Dieser Übergang vom Papier zum Digitalen bedeutet nicht, dass das klassische Plakat verschwindet. Vielmehr verändert es die Art und Weise, wie Werbetreibende zwischen Trägern abwägen. Ein Händler, der zwischen einem A1-Plakat im Schaufenster und einem vertikalen LED-Bildschirm schwankt, vergleicht nicht nur Preise: Er vergleicht Lebensdauern, Aktualisierungsfähigkeiten und Umweltwirkungen, die nicht vergleichbar sind.

Plakatformate und Installationskontext: das oft vernachlässigte Kriterium

Das ideale Format eines Plakats hängt weniger von einer theoretischen Norm ab als von dem Ort, an dem es installiert wird. Ein A3, das auf einem freien Werbeträger in der Innenstadt platziert wird, geht unter among anderen Plakaten. Dasselbe A3, das allein auf einem Ständer am Eingang eines Restaurants steht, zieht alle Aufmerksamkeit auf sich.

Einige konkrete Maßstäbe sollten festgelegt werden:

  • Im Innenbereich (Theke, Wartezimmer, Flur) sind die Formate A4 und A3 die am häufigsten verwendeten, da sie in standardisierte Rahmen und Plakatständer passen, die überall erhältlich sind
  • Im Schaufenster bieten A2 oder A1 ausreichend Fläche, um von der Straße aus lesbar zu sein, vorausgesetzt, die Botschaft bleibt auf einige Worte beschränkt
  • Im urbanen Plakatwesen (Bushaltestellen, Morris-Säulen, 4×3-Plakate) werden die Formate durch die städtische Möblierung und die Werbeagenturen vorgegeben, was wenig Spielraum bei den Dimensionen lässt
  • Auf Messen oder Veranstaltungen dominieren vertikale Formate wie Kakemono oder Roll-up (häufig um 85 x 200 cm), da sie wenig Bodenfläche beanspruchen und gleichzeitig eine große Lesehöhe bieten

Das am häufigsten verwendete Format in der Werbeplakatgestaltung bleibt 120 x 176 cm (Bushaltestellenformat), da es dem am weitesten verbreiteten städtischen Mobiliar in Frankreich entspricht. Nationale Kampagnen nutzen es massiv wegen seiner Sichtbarkeit auf Augenhöhe von Fußgängern und stehenden Autofahrern.
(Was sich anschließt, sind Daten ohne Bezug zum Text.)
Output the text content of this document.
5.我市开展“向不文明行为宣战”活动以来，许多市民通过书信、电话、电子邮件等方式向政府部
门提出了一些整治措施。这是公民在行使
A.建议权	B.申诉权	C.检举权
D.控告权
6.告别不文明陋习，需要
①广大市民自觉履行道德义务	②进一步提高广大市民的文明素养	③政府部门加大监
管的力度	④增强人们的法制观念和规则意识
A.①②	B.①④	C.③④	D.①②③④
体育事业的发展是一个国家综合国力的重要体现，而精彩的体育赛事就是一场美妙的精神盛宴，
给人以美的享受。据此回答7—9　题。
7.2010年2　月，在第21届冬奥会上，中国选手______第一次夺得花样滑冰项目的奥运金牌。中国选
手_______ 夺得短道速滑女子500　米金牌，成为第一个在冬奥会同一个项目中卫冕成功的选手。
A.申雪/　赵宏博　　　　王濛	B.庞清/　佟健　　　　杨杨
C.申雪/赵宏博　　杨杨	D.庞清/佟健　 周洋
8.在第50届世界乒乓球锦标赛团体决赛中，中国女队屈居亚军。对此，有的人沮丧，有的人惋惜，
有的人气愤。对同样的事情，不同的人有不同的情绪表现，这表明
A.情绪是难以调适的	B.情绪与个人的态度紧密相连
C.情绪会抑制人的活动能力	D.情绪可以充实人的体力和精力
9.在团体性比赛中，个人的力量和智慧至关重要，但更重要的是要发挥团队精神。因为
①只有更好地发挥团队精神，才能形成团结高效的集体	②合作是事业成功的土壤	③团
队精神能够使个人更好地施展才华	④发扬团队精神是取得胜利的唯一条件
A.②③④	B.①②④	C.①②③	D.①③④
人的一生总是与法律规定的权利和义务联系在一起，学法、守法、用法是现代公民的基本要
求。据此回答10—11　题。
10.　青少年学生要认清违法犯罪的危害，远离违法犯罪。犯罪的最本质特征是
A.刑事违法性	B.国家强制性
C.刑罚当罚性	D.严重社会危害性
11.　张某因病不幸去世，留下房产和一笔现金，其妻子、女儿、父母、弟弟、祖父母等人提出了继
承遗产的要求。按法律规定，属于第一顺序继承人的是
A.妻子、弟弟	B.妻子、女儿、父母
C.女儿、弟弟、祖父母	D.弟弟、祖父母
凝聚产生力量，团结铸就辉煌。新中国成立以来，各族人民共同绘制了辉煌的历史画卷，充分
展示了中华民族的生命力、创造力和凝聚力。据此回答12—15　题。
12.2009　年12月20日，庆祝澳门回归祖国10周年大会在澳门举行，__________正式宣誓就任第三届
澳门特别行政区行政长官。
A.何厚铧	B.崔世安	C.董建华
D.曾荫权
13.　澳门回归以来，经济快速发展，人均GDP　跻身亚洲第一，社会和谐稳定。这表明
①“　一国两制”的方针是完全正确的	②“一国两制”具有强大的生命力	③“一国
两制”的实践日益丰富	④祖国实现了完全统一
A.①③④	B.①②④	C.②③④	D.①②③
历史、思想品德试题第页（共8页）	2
Das Papierplakat hat einen Vorteil, den das Digitale nicht leicht ersetzen kann: Es funktioniert ohne Stromversorgung, ohne Softwarewartung und mit einem Stückpreis, der stark sinkt, je mehr Exemplare gedruckt werden. Für eine lokale Kampagne mit begrenztem Budget bleibt ein Druck von einigen Dutzend A2-Plakaten oft das beste Verhältnis von Sichtbarkeit zu Kosten. Die Wahl des Formats sollte durch den tatsächlichen Kontext der Anzeige und nicht durch ein theoretisches Raster von Dimensionen bestimmt werden.